3. The Drift‑Continuity Interaction Matrix#
The DCIM is a 3×3 interaction matrix:
[ M_{DC} = \begin{bmatrix} \kappa_{DA} & \kappa_{DT} & \kappa_{DI} \ \kappa_{TA} & \kappa_{TT} & \kappa_{TI} \ \kappa_{IA} & \kappa_{IT} & \kappa_{II} \end{bmatrix} ]
Where:
- (A) = anchors
- (T) = threads
- (I) = invariants
Each (\kappa) term measures interaction strength between drift and continuity components.
4. Drift Components#
Drift contributes:
- amplitude
- curvature
- oscillation
- reversal
- fragmentation tendency
These determine drift’s stress load on continuity.
5. Continuity Components#
Continuity contributes:
- anchor stability
- thread elasticity
- invariant rigidity
- multi‑layer coherence
These determine continuity’s resistance to drift.
6. Interaction Modes#
The DCIM tracks five interaction modes:
-
Absorption Mode
- continuity absorbs drift
- stabilizes drift amplitude
-
Redirection Mode
- continuity redirects drift vectors
- prevents illegal drift
-
Dampening Mode
- continuity dampens oscillation
- stabilizes hybrid regimes
-
Amplification Mode
- continuity amplifies drift
- occurs in chaotic regimes
-
Break‑Mode
- continuity fails
- drift becomes collapse‑adjacent
7. Regime‑Dependent Interaction Behavior#
Formal Regime#
- high absorption
- low amplification
Emergent Regime#
- moderate absorption
- radial redirection
Hybrid Regime#
- oscillatory dampening
- mixed absorption
Chaotic Regime#
- high amplification
- thread fracture risk
Inversion Regime#
- negative interaction coefficients
- inversion‑driven break‑mode
8. Interaction‑Collapse Correlation#
| Interaction Failure | Collapse Mode |
|---|---|
| anchor overload | Type A |
| thread fracture | Type C |
| invariant break | Type G |
| oscillation amplification | Type D |
| inversion coupling | Type I |
9. Cross‑Module Interaction Projection#
The DCIM projects into:
TEL#
- drift–lattice interaction
- continuity–stabilizer interaction
FFT#
- drift–variance interaction
- continuity–spectrum interaction
Opacity#
- drift–boundary interaction
- continuity–visibility interaction
Cross‑module projections determine system‑scale stability.

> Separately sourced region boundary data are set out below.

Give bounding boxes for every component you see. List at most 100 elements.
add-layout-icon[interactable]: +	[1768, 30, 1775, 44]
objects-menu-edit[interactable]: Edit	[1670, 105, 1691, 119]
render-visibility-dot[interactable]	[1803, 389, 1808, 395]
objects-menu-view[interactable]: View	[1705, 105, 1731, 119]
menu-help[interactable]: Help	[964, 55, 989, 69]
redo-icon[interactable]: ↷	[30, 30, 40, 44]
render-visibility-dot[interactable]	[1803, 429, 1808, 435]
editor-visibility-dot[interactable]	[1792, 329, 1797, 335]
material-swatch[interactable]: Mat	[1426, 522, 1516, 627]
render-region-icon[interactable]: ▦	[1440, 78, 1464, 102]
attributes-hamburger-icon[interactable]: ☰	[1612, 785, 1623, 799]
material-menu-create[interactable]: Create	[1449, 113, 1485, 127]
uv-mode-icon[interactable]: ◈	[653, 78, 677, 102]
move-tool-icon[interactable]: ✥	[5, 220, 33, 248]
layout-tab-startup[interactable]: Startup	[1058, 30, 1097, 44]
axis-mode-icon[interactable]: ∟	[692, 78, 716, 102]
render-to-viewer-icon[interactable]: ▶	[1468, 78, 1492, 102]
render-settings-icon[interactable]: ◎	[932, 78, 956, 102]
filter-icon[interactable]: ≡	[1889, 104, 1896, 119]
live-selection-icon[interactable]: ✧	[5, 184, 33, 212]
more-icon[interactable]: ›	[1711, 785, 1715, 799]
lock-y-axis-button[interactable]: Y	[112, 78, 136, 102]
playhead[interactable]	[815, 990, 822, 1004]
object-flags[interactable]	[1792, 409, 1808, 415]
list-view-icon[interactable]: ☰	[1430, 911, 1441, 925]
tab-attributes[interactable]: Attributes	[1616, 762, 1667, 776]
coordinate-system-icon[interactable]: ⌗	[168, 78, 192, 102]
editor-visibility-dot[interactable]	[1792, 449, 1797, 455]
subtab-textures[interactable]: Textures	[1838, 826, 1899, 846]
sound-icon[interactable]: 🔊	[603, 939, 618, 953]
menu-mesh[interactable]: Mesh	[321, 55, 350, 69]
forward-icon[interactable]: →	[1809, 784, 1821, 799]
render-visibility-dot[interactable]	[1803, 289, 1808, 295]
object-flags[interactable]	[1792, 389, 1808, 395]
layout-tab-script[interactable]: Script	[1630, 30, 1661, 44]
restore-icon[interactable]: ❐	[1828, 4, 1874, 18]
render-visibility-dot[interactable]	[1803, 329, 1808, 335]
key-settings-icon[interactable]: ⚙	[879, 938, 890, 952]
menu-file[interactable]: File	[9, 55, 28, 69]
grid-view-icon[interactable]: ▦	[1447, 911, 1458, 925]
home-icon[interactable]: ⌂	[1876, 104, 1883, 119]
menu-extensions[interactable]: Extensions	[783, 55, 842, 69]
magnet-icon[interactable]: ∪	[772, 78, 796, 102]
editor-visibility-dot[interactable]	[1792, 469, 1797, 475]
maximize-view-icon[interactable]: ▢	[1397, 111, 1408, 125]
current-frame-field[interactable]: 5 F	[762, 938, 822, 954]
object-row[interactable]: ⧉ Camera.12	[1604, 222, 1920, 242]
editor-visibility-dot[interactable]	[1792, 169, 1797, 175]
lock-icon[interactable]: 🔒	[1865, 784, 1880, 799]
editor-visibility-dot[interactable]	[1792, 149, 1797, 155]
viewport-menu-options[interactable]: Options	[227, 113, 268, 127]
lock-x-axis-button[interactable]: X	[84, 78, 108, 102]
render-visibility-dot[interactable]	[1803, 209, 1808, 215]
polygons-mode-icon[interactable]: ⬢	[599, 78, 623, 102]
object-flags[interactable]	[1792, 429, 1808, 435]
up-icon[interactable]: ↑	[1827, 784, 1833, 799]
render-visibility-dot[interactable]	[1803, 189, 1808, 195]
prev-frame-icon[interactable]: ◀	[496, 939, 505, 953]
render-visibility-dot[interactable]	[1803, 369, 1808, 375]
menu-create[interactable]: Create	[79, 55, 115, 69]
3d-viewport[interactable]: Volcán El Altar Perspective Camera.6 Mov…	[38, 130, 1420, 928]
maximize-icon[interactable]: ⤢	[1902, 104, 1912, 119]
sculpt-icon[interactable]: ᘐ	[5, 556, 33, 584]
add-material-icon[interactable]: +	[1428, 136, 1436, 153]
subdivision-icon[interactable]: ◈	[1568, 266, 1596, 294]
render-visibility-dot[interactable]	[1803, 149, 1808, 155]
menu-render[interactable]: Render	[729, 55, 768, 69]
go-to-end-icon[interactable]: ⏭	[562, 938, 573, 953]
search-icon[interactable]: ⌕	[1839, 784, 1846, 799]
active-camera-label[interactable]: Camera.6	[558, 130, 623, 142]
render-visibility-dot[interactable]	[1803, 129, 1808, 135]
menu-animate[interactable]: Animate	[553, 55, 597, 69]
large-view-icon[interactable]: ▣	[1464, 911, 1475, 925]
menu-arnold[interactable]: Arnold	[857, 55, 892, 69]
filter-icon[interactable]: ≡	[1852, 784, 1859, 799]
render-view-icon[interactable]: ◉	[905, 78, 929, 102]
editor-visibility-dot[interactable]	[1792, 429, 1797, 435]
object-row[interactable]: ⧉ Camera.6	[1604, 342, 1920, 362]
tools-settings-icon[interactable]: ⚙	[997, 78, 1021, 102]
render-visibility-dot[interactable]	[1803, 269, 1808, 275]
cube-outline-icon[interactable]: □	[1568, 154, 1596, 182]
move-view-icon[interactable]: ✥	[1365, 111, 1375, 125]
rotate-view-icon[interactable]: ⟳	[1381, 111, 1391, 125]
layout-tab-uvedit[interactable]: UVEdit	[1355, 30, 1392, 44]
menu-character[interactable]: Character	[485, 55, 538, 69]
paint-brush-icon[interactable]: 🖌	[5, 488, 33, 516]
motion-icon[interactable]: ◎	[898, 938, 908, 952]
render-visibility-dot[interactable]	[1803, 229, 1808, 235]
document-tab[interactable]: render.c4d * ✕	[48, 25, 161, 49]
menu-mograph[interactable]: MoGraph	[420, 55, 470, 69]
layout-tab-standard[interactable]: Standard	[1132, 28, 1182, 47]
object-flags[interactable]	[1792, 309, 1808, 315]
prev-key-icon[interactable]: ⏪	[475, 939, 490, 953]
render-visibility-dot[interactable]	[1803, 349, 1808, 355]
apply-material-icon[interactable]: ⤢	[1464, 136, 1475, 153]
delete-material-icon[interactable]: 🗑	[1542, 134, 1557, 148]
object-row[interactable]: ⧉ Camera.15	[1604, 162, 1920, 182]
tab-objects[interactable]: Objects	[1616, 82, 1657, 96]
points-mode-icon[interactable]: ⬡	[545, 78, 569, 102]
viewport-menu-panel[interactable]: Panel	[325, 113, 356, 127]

10. Drift‑Continuity Interaction Packet#
DRIFT_CONTINUITY_PACKET:
drift_components:
continuity_components:
interaction_matrix:
interaction_mode:
regime_behavior:
cross_module_projection:
collapse_risk:
notes:
11. Summary#
The Drift‑Continuity Interaction Matrix provides:
- a structural map of drift–continuity coupling
- regime‑dependent interaction behavior
- collapse‑adjacent interaction diagnostics
- cross‑module interaction projection
- system‑scale stability clarity
This matrix is the interaction‑law backbone of RTT/2.